Policromia
texto de Beatriz Nascimento
A relação dos artistas com os elementos que escolhem trabalhar é íntima e particular, mas, no caso
da cor, a sua utilização na arte, é um dos elementos que mais influencia o observador. É natural que
a multiplicidade de algo que tomamos como simples seja questionado ao contemplar uma obra.
É no lado da multiplicidade que podemos encontrar o trabalho de Maria José Cabral. Artista de, e, em
Lisboa, que cria universos de cor e referências transversais a uma geração, numa espécie de nostalgia
feliz de elementos automaticamente reconhecíveis.
Para a artista a utilização de cores é um processo tanto sensorial como ponderado. A policromia da
sua obra habita no seu próprio sistema criativo e na “exploração digital de imagens”, através de
ferramentas tecnológicas para manipulações compositivas, criando um universo onde cada elemento
possa ter qualquer cor e ser qualquer coisa. Tanto a nível cromático como no acabamento técnico,
estas criações são imagens que podem perfeitamente renunciar-se a representações formais, e
cumprem-se visualmente, tanto observadas ao vivo como em qualquer plataforma digital.
As obras da Maria José transportam-nos sempre para momentos cristalizados num espaço e num
tempo, e é a centralidade da cor que nos alerta para uma espécie de nova dimensão. Assim como a
composição e as alusões familiares de infinitas possibilidades, a cor serve como motor para outras
formas de criar. Este exercício criativo não é aleatório e, parte, muitas vezes, de referências pessoais,
inspirações exteriores e de outras formas que a artista procura para se expressar.
A construção de um sistema criativo próprio é, neste caso, para a artista uma forma de comunicar
através de vários veículos. Apesar da pintura ser a constante no seu percurso, agrada-lhe a
consciência que tem da naturalidade simbiótica de outras expressões artísticas.
A sua relação com cor e composição, liga a pintura à moda, uma forma de colaboração comum para
quem está atento a ambas e, como em diversas vertentes artísticas, a influência é circular e não tem
um discurso de começo e fim. A moda entra como mais uma ferramenta de expressão e comunicação
para a artista, sendo que esta vertente enriquece o seu trabalho “agitando” a rotina do seu processo
criativo.
É com esta crença de uma sinergia entre artes e no espírito contemporâneo de multiplicidade, que a
artista desenvolve o seu trabalho. A visão que procura diversificar constrói aquele que é o seu
mundo, sempre em policromia.
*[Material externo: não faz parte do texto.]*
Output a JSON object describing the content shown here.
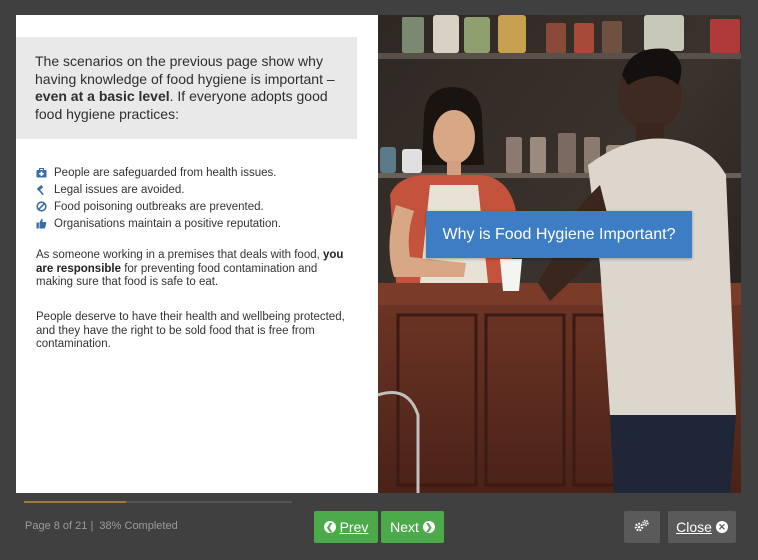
{
  "content": {
    "intro_pre": "The scenarios on the previous page show why having knowledge of food hygiene is important – ",
    "intro_bold": "even at a basic level",
    "intro_post": ". If everyone adopts good food hygiene practices:",
    "bullets": [
      {
        "text": "People are safeguarded from health issues.",
        "icon": "first-aid-kit-icon"
      },
      {
        "text": "Legal issues are avoided.",
        "icon": "gavel-icon"
      },
      {
        "text": "Food poisoning outbreaks are prevented.",
        "icon": "ban-icon"
      },
      {
        "text": "Organisations maintain a positive reputation.",
        "icon": "thumbs-up-icon"
      }
    ],
    "para1_pre": "As someone working in a premises that deals with food, ",
    "para1_bold": "you are responsible",
    "para1_post": " for preventing food contamination and making sure that food is safe to eat.",
    "para2": "People deserve to have their health and wellbeing protected, and they have the right to be sold food that is free from contamination.",
    "banner": "Why is Food Hygiene Important?"
  },
  "footer": {
    "page_label": "Page 8 of 21",
    "completed_label": "38% Completed",
    "progress": 0.38,
    "prev_label": "Prev",
    "next_label": "Next",
    "close_label": "Close"
  },
  "colors": {
    "background": "#404040",
    "accent_green": "#4caa4a",
    "banner_blue": "#3d7dc4",
    "progress_fill": "#a07840"
  }
}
No limite, a Maria José é uma extensão do seu próprio sistema. Há
uma harmonia em seu redor e daquilo que faz, desde as cores das composições que utiliza na pintura,
como naquilo que veste e nos projetos que vai iniciando, acreditando que explorar várias áreas não
compromete a qualidade de cada uma individualmente.
Há na cor uma noção de possibilidades inacabáveis. Esta noção é também parte daquilo que a cor
representa para a artista, a sua vontade de a explorar é insaciável, mas o seu processo passa pela
contenção e repartição de utilizar todas as cores de uma só vez, depositando no tempo a maior das
possibilidades – a de compor livremente, sem pressas.